The guiding principles for implementing and operating the Intelligence Community (IC) Information Technology Enterprise (ITE) were set forth in a 2013 memorandum from the Director of National Intelligence that was recently released under the Freedom of Information Act.
The purpose of IC ITE (pronounced “eye sight”) is to establish a common information architecture for the entire U.S. intelligence community, thereby fostering integration and making information sharing among agencies the default option.
“Information acquired, collected, or produced by IC elements shall be available for access for all IC missions and functions, subject to applicable legal and policy requirements,” the 2013 DNI memo said.
Once available through IC ITE, however, access is still to be limited by need-to-know. “Determinations about access to and use of such information within IC ITE shall continue to be based upon content and mission need.”
Nevertheless, agencies are expected and required to make “their” information available to the larger IC. “Unless a discovery exemption has been obtained, originating IC elements shall authorize and provide for automated discovery and retrieval of intelligence and intelligence-related information in IC ITE.”
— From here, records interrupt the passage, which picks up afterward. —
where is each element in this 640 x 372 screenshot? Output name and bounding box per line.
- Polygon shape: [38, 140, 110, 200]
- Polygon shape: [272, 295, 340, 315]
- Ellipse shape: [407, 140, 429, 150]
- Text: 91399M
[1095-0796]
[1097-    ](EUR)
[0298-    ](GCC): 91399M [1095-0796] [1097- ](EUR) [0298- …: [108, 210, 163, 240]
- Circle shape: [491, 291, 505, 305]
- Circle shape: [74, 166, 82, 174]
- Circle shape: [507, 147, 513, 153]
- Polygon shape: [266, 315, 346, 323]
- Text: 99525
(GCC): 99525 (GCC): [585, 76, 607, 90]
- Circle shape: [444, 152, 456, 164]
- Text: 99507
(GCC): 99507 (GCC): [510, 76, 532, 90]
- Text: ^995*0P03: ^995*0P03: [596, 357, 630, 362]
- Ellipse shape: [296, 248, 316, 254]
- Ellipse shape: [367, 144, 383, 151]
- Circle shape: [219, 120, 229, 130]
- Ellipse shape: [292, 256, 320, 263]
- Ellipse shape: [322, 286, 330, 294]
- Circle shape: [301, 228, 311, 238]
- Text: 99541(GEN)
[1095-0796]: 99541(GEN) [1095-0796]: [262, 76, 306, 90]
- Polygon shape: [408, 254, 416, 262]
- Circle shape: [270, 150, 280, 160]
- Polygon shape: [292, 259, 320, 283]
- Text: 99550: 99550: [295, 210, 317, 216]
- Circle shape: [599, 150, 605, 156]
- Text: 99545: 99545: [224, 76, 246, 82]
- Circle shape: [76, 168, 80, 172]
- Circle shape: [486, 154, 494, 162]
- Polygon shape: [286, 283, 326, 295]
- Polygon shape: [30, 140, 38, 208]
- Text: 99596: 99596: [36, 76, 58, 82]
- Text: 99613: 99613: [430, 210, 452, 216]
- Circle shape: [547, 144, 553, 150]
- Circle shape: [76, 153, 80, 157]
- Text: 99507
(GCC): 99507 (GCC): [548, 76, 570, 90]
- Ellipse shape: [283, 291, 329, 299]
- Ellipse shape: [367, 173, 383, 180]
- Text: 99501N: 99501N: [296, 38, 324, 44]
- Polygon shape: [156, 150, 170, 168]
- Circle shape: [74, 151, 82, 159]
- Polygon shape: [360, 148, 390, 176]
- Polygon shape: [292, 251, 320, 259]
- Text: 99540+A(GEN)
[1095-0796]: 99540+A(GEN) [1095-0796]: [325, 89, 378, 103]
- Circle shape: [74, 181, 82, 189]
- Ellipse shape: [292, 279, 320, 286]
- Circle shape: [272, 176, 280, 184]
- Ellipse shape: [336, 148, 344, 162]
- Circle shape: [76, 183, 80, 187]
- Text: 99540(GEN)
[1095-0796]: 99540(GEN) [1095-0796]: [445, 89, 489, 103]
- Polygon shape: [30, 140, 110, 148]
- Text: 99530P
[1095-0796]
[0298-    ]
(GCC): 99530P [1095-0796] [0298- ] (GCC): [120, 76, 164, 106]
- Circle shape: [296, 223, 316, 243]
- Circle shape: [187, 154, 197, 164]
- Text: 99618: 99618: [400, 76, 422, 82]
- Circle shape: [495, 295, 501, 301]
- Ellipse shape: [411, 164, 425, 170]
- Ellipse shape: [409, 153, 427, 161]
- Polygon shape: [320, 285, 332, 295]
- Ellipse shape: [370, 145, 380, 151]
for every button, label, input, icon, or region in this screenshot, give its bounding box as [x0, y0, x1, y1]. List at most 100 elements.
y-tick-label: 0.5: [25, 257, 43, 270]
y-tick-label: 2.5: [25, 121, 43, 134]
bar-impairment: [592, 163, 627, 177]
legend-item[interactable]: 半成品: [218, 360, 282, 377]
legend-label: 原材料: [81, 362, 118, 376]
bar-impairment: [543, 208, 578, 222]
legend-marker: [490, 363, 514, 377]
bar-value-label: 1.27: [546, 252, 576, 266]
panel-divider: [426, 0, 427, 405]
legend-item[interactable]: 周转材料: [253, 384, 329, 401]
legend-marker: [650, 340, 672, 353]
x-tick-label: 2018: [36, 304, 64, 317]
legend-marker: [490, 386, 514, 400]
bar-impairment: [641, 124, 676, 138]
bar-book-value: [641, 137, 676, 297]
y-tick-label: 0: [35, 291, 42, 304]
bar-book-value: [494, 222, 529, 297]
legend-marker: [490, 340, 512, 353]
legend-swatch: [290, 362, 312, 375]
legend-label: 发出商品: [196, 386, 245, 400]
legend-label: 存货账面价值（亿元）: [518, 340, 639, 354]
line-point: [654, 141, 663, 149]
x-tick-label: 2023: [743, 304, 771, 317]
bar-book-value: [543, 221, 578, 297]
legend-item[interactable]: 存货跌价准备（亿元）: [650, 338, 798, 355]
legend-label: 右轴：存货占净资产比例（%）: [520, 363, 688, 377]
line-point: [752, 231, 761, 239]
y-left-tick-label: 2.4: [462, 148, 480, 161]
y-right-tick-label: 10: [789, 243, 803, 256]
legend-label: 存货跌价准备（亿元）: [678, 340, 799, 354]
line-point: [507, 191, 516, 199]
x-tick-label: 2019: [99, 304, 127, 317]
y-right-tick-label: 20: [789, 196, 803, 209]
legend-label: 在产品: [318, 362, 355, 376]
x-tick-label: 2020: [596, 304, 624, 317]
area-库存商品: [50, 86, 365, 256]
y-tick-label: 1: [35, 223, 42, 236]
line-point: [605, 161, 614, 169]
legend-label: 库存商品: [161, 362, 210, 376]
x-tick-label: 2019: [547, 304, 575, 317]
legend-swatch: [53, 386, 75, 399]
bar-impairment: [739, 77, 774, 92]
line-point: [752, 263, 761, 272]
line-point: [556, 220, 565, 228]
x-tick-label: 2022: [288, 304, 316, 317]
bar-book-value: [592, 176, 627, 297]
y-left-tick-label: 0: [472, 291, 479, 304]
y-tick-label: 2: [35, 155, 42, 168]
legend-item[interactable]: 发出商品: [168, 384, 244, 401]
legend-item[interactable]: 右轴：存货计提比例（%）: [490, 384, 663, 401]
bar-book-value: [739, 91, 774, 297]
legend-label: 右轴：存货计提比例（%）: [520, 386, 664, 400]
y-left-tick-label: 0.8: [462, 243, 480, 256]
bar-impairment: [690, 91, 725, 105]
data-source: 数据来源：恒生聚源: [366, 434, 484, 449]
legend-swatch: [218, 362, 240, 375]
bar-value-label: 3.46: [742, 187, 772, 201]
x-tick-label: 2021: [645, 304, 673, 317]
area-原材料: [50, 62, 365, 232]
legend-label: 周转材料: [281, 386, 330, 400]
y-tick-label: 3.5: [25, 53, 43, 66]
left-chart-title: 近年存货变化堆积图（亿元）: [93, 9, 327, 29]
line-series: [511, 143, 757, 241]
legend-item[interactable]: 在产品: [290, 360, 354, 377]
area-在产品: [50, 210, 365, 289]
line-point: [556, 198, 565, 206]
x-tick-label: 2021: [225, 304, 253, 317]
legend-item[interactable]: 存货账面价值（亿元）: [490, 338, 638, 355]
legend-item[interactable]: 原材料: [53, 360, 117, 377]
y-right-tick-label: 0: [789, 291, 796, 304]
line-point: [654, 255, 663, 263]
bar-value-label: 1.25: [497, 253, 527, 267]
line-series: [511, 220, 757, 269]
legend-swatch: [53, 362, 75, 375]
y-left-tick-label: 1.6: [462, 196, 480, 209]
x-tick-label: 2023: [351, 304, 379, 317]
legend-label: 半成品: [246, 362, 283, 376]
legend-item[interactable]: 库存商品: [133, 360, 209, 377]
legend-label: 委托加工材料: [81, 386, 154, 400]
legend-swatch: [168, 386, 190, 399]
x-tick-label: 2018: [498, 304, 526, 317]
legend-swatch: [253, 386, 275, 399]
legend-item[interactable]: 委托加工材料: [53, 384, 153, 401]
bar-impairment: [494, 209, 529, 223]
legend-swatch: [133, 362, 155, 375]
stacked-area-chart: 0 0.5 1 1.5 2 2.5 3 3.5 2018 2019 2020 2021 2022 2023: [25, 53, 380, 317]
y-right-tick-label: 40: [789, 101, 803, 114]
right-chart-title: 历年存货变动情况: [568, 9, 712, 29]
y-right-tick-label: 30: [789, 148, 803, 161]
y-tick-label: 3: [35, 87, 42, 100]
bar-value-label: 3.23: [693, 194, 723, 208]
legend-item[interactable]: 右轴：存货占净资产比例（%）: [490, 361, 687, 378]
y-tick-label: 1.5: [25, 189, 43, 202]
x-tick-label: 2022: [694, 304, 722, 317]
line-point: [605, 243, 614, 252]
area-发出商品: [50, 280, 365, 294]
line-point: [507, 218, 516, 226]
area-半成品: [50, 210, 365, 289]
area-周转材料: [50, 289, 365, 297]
“IC ITE moves the IC from an agency-centric IT architecture to a common platform where the Community easily and securely shares technology, information, and resources,” according to an ODNI fact sheet. “These new capabilities, with seamless and secure access to Community-wide information, will positively and deeply change how users communicate, collaborate, and perform their mission.”
IC ITE technically “went live” in 2013, but it is still at an early stage of development.
“The classified annex of the Intelligence Authorization Act for Fiscal Year 2015 required the CIA, DIA, NRO, NGA, and NSA to provide specific plans for adoption of IC ITE-compliant capabilities,” the Senate Intelligence Committee noted in a report earlier this year.